Neutropenia in systemic lupus erythematosus

This report provides new evidence that accelerated apoptosis of neutrophils and their precursors is an important mechanism for neutropenia in systemic lupus erythematosus.

In this issue of Blood, Matsuyama and colleagues (page 184) report a novel mechanism for the pathogenesis of neutropenia in systemic lupus erythematosus (SLE). SLE is a relatively common disorder with a prevalence of 50 cases per 100 000 population and a female-male ratio of approximately 10:1. Neutropenia, defined as a blood neutrophil count less than 1.8 × 10⁹/L, occurs in about 50% of individuals with SLE. Although usually mild (ie, 1.0-1.8 × 10⁹/L), SLE-related neutropenia is considered to be an important factor predisposing these individuals to bacterial infections. Several mechanisms have been identified for the pathogenesis of neutropenia in SLE. Approximately two thirds of patients have antineutrophil autoantibodies (usually immunoglobulin G [IgG]).¹  Neutropenia is more common in individuals with either anti-Ro autoantibodies.²  Several previous studies have implicated Fas (CD95)–mediated apoptosis of circulating neutrophils, monocytes, and lymphocytes of patients with SLE.^3,4  Marrow hypoplasia and Fas-mediated apoptosis of CD34⁺ hematopoietic progenitor cells are additional factors contributing to SLE-associated cytopenias.⁵ FIG1 

The report by Matsuyama et al provides further insight into the pathogenesis of neutropenia in SLE by describing abnormalities in another mediator of apoptosis, tumor necrosis factor–related apoptosis-inducing ligand (TRAIL). In this study involving 28 patients with SLE and 8 healthy controls, serum TRAIL levels were inversely proportional to blood neutrophil counts. Expression of TRAIL receptor 3, a decoy receptor for TRAIL, also was lower in neutropenic patients than in patients or controls without neutropenia. In vitro, TRAIL induced apoptosis in neutrophils. Corticosteroid therapy reduced expression of TRAIL on T cells and enhanced expression of Fas-associating protein with death domain–like interleukin-1β–converting enzyme (FLICE)–inhibitory protein (FLIP), an antiapoptotic protein, by neutrophils. TRAIL may also play an important role in immunoregulation, and dysregulation of TRAIL or its cognate receptor may contribute to the development of systemic autoimmune diseases, such as SLE.⁶  For example, mice deficient in TRAIL have been previously shown to be susceptible to the development of accelerated autoimmune disease.
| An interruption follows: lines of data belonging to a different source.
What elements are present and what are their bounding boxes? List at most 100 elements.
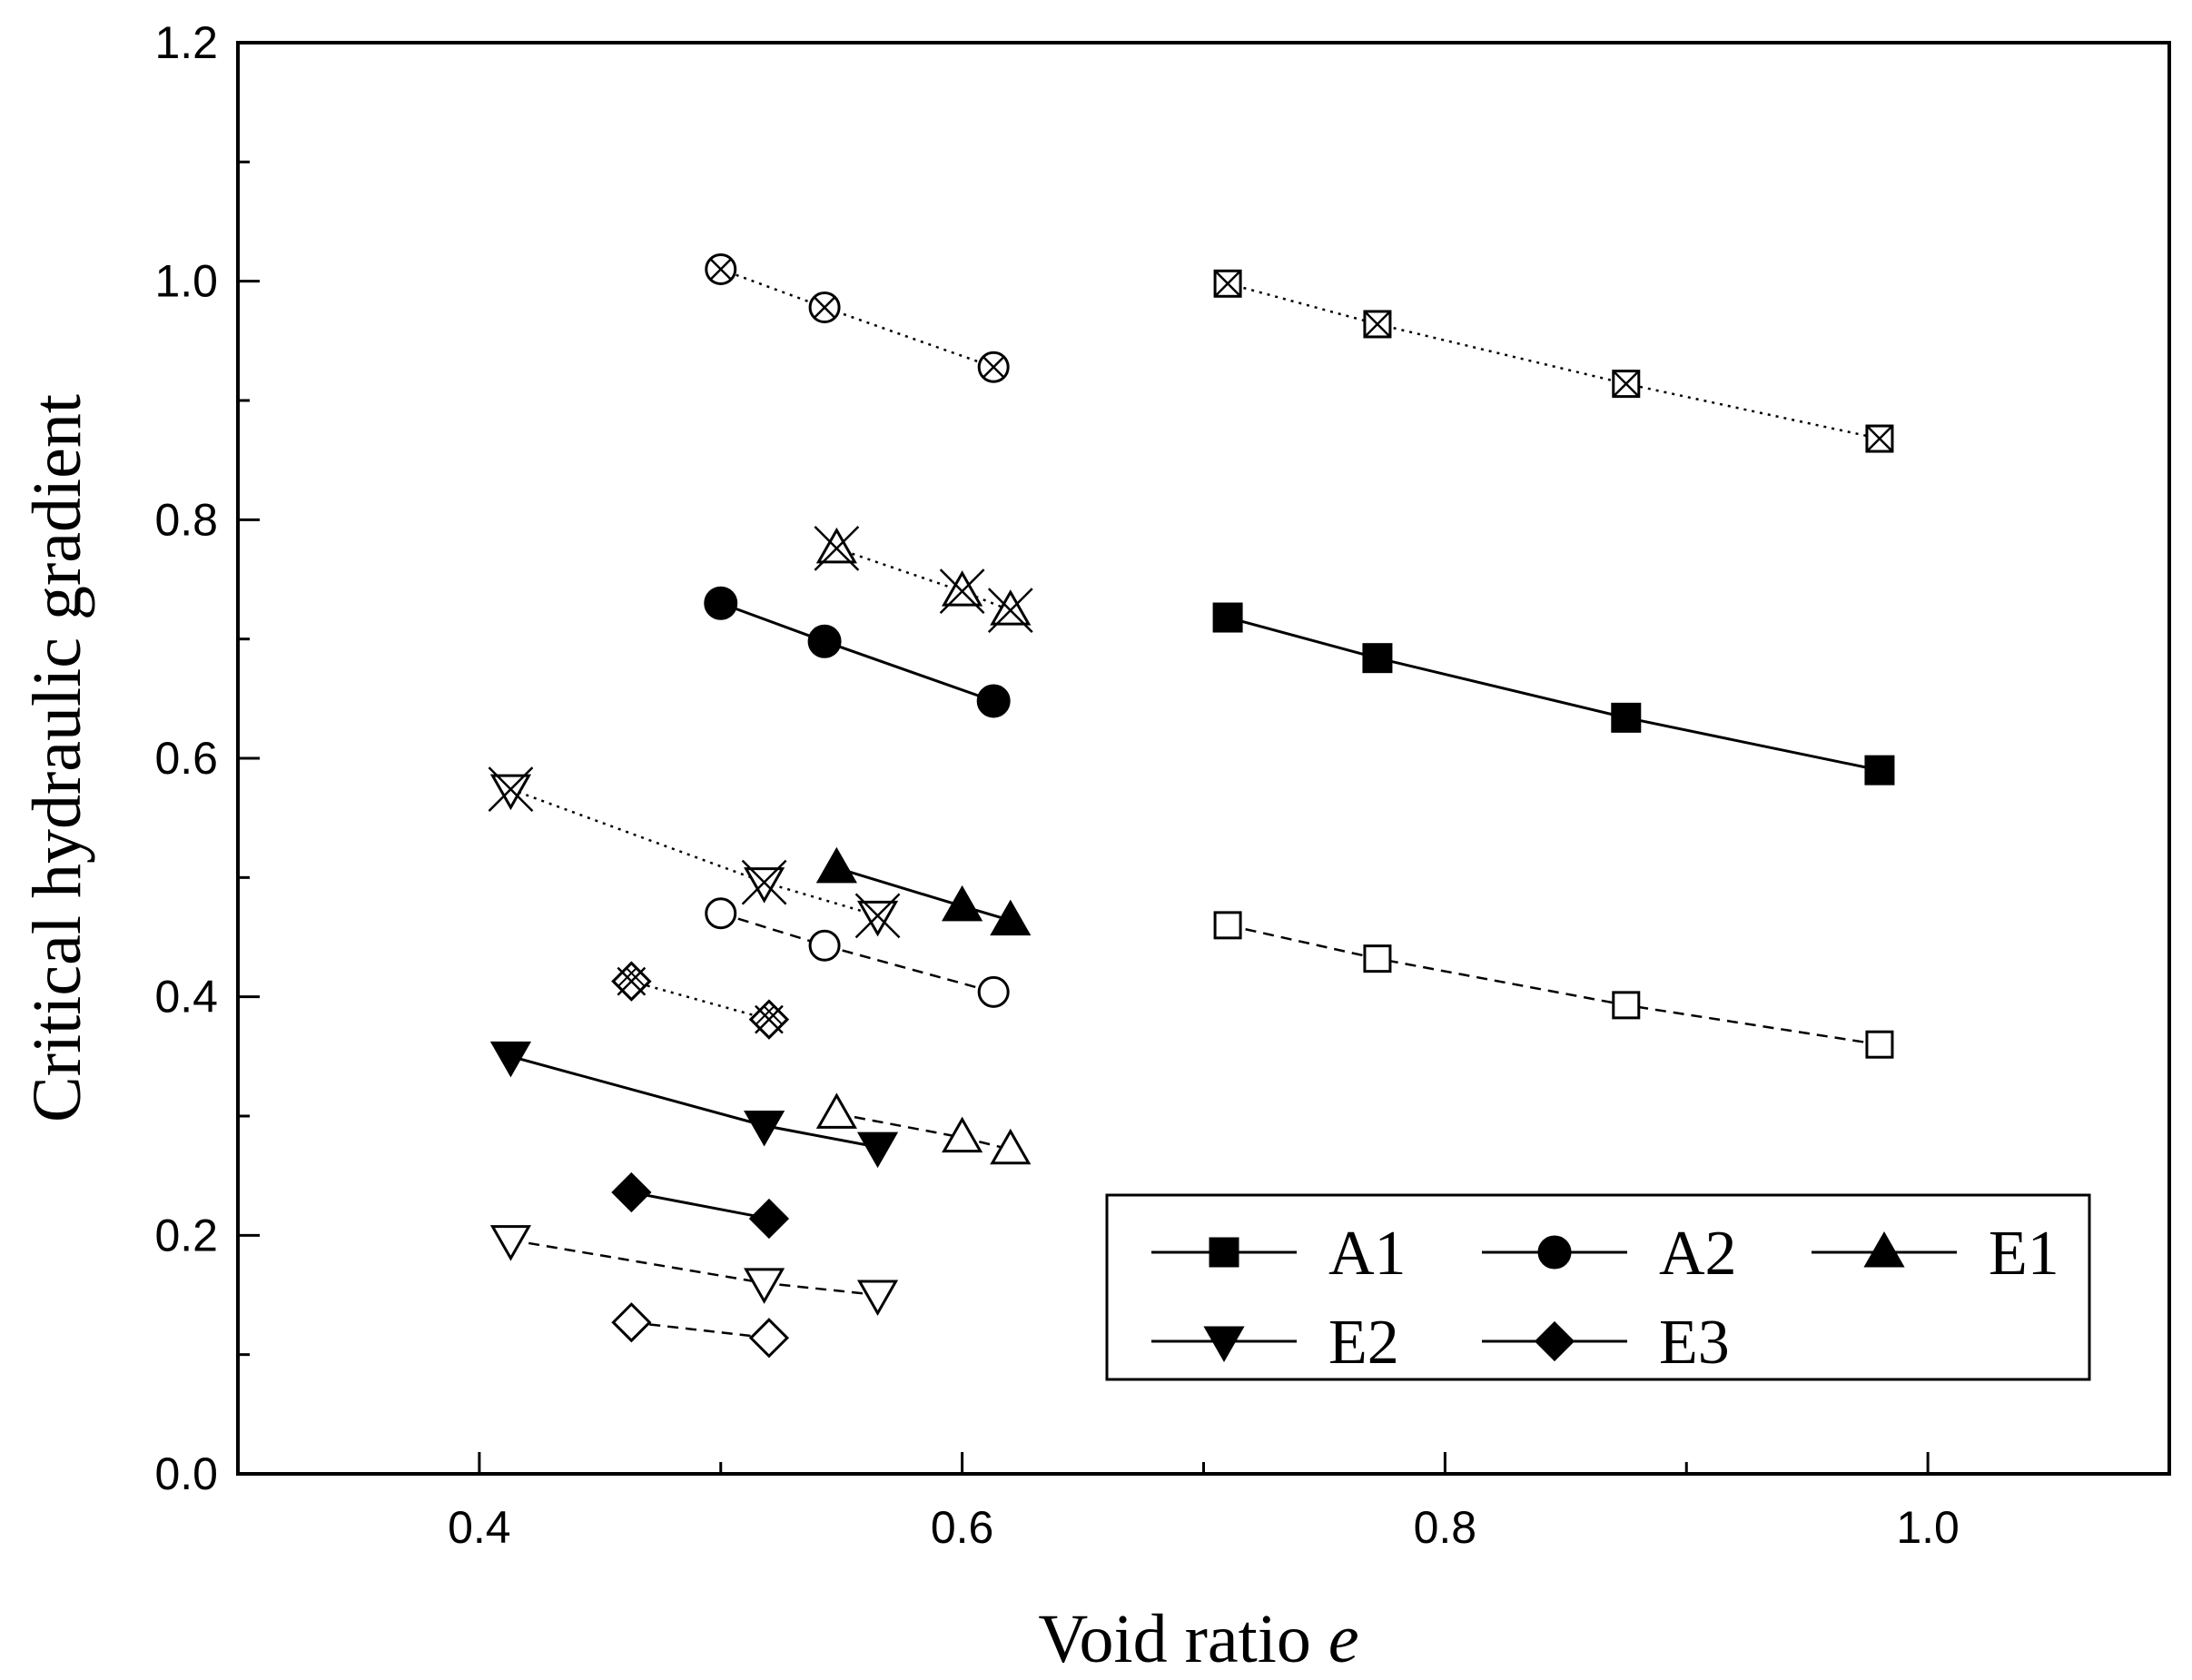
data-point	[942, 884, 983, 922]
series-line	[835, 547, 1012, 612]
data-point	[748, 1318, 790, 1359]
x-tick-label: 0.6	[931, 1502, 994, 1553]
triangle-down-marker	[1203, 1326, 1245, 1363]
square-marker	[1865, 1030, 1894, 1059]
series	[611, 1171, 790, 1240]
triangle-up-marker	[990, 899, 1032, 936]
data-point	[808, 929, 841, 962]
data-point	[1863, 1230, 1905, 1268]
circle-marker	[976, 684, 1011, 718]
data-point	[748, 999, 790, 1040]
legend-label: E2	[1328, 1308, 1399, 1378]
x-tick-label: 0.8	[1414, 1502, 1477, 1553]
series	[1213, 269, 1894, 453]
series-line	[1227, 282, 1881, 440]
data-point	[489, 1041, 532, 1078]
data-point	[856, 1280, 899, 1317]
series	[814, 525, 1033, 634]
triangle-up-marker	[815, 846, 857, 884]
square-marker	[1213, 911, 1242, 940]
series-line	[1227, 616, 1881, 772]
series	[1213, 911, 1894, 1059]
series-line	[510, 1239, 878, 1297]
x-axis-title-variable: e	[1328, 1601, 1359, 1677]
diamond-marker	[748, 1198, 790, 1240]
cross-mark	[755, 1004, 775, 1026]
cross-mark	[987, 588, 1033, 634]
data-point	[977, 351, 1010, 383]
triangle-down-marker	[489, 1041, 532, 1078]
data-point	[748, 1198, 790, 1240]
data-point	[489, 1225, 532, 1261]
data-point	[741, 859, 787, 905]
data-point	[1363, 310, 1392, 339]
data-point	[611, 1302, 652, 1343]
square-marker	[1212, 602, 1243, 633]
series-line	[835, 866, 1012, 923]
triangle-up-marker	[990, 589, 1032, 626]
series	[1212, 602, 1895, 786]
data-point	[990, 899, 1032, 936]
data-point	[704, 586, 738, 620]
y-tick-label: 0.0	[154, 1448, 218, 1499]
legend-item: A1	[1151, 1219, 1407, 1289]
series	[489, 1225, 899, 1317]
series-line	[720, 601, 994, 703]
data-point	[1611, 702, 1642, 733]
data-point	[488, 766, 534, 813]
triangle-down-marker	[744, 1268, 785, 1304]
cross-mark	[814, 525, 860, 571]
data-point	[1864, 755, 1895, 786]
data-point	[1363, 944, 1392, 973]
legend-item: E2	[1151, 1308, 1399, 1378]
series	[611, 1302, 790, 1359]
cross-mark	[617, 966, 638, 988]
data-point	[1212, 602, 1243, 633]
cross-mark	[1364, 311, 1391, 338]
square-marker	[1363, 944, 1392, 973]
data-point	[744, 1268, 785, 1304]
series-line	[720, 268, 994, 369]
legend: A1 A2 E1 E2 E3	[1105, 1193, 2091, 1381]
x-tick-label: 0.4	[448, 1502, 511, 1553]
data-point	[990, 1128, 1032, 1165]
y-tick-label: 0.4	[154, 972, 218, 1023]
cross-mark	[939, 568, 985, 615]
legend-item: E3	[1482, 1308, 1730, 1378]
y-tick-label: 0.6	[154, 733, 218, 784]
triangle-down-marker	[489, 774, 532, 811]
triangle-down-marker	[744, 1111, 785, 1147]
data-point	[744, 1111, 785, 1147]
data-point	[611, 1171, 652, 1213]
series	[705, 897, 1010, 1008]
square-marker	[1612, 991, 1641, 1020]
circle-marker	[977, 975, 1010, 1008]
legend-label: E1	[1989, 1219, 2059, 1289]
data-point	[705, 897, 737, 930]
x-tick-label: 1.0	[1896, 1502, 1960, 1553]
legend-item: E1	[1812, 1219, 2059, 1289]
legend-item: A2	[1482, 1219, 1737, 1289]
axes: 0.4 0.6 0.8 1.0 0.0 0.2 0.4 0.6 0.8 1.0 1.2	[154, 17, 2171, 1553]
data-point	[942, 1116, 983, 1153]
series	[488, 766, 901, 939]
square-marker	[1362, 643, 1393, 674]
triangle-down-marker	[856, 1132, 899, 1169]
cross-mark	[755, 1004, 784, 1034]
series	[611, 961, 790, 1040]
data-point	[1865, 424, 1894, 453]
triangle-up-marker	[942, 884, 983, 922]
data-point	[856, 1132, 899, 1169]
series	[705, 253, 1010, 383]
square-marker	[1864, 755, 1895, 786]
cross-mark	[625, 966, 647, 988]
series-line	[631, 980, 770, 1021]
circle-marker	[807, 624, 842, 658]
data-point	[611, 961, 652, 1002]
data-point	[808, 292, 841, 324]
cross-mark	[1214, 270, 1241, 298]
data-point	[977, 975, 1010, 1008]
circle-marker	[704, 586, 738, 620]
series-line	[510, 787, 878, 917]
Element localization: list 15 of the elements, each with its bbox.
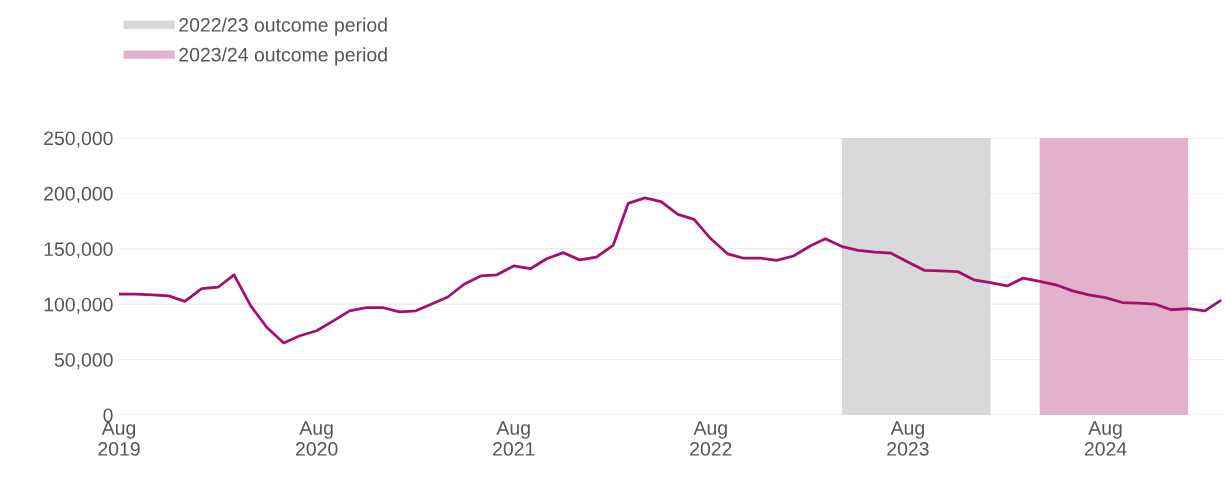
y-tick-label: 200,000 <box>44 186 113 203</box>
y-tick-label: 250,000 <box>44 131 113 148</box>
legend-label: 2023/24 outcome period <box>179 47 387 66</box>
x-tick-label: Aug 2021 <box>493 421 535 456</box>
y-tick-label: 150,000 <box>44 242 113 259</box>
x-tick-label: Aug 2020 <box>295 421 338 456</box>
y-tick-label: 50,000 <box>54 353 113 370</box>
y-tick-label: 100,000 <box>44 297 113 314</box>
y-tick-label: 0 <box>103 408 113 423</box>
x-tick-label: Aug 2019 <box>98 421 140 456</box>
line-series <box>119 196 1222 345</box>
x-tick-label: Aug 2023 <box>887 421 929 456</box>
legend-label: 2022/23 outcome period <box>179 17 387 36</box>
x-tick-label: Aug 2024 <box>1084 421 1127 456</box>
x-tick-label: Aug 2022 <box>690 421 732 456</box>
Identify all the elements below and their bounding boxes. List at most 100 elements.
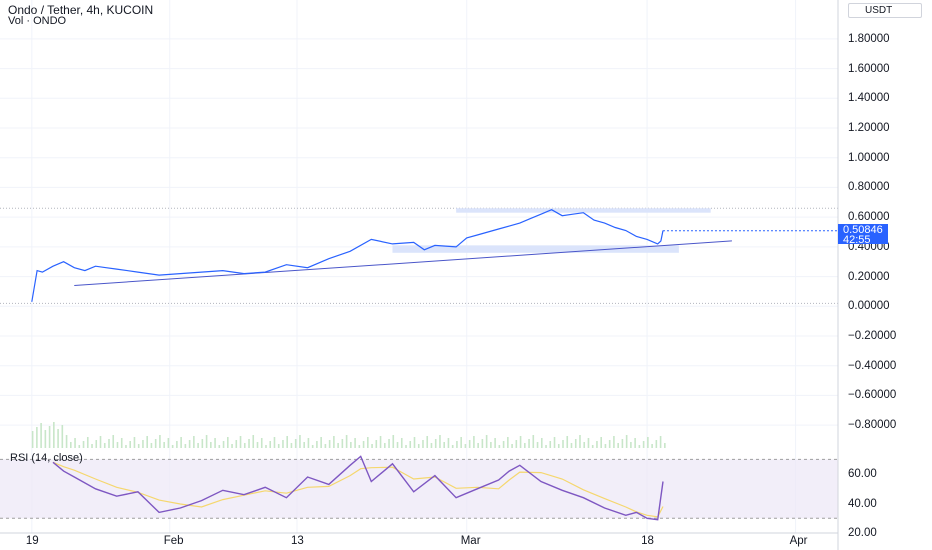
volume-bar bbox=[163, 442, 165, 448]
volume-bar bbox=[294, 439, 297, 448]
volume-bar bbox=[341, 439, 344, 448]
support-resistance-zone bbox=[456, 208, 711, 213]
volume-bar bbox=[362, 441, 365, 448]
volume-bar bbox=[70, 442, 72, 448]
price-tick-label: 0.60000 bbox=[848, 211, 890, 224]
volume-bar bbox=[303, 442, 305, 448]
volume-bar bbox=[108, 439, 110, 448]
volume-bar bbox=[409, 441, 412, 448]
volume-bar bbox=[591, 445, 594, 448]
volume-bar bbox=[562, 440, 564, 448]
volume-bar bbox=[613, 436, 615, 448]
volume-bar bbox=[142, 440, 144, 448]
currency-button[interactable]: USDT bbox=[848, 3, 922, 18]
volume-bar bbox=[604, 444, 607, 448]
volume-bar bbox=[490, 442, 492, 448]
last-price-badge: 0.50846 42:55 bbox=[838, 224, 888, 246]
volume-bar bbox=[625, 435, 628, 448]
volume-bar bbox=[256, 442, 259, 448]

This study by Matsuyama et al also adds to the growing evidence that neutropenia in SLE is chiefly attributable to accelerated apoptosis of mature neutrophils. It suggests to us that careful studies of the pathogenic mechanisms responsible for the cytopenias associated with SLE may provide the basis for development of novel and effective therapeutic approaches for clinical management of this severe autoimmune disorder.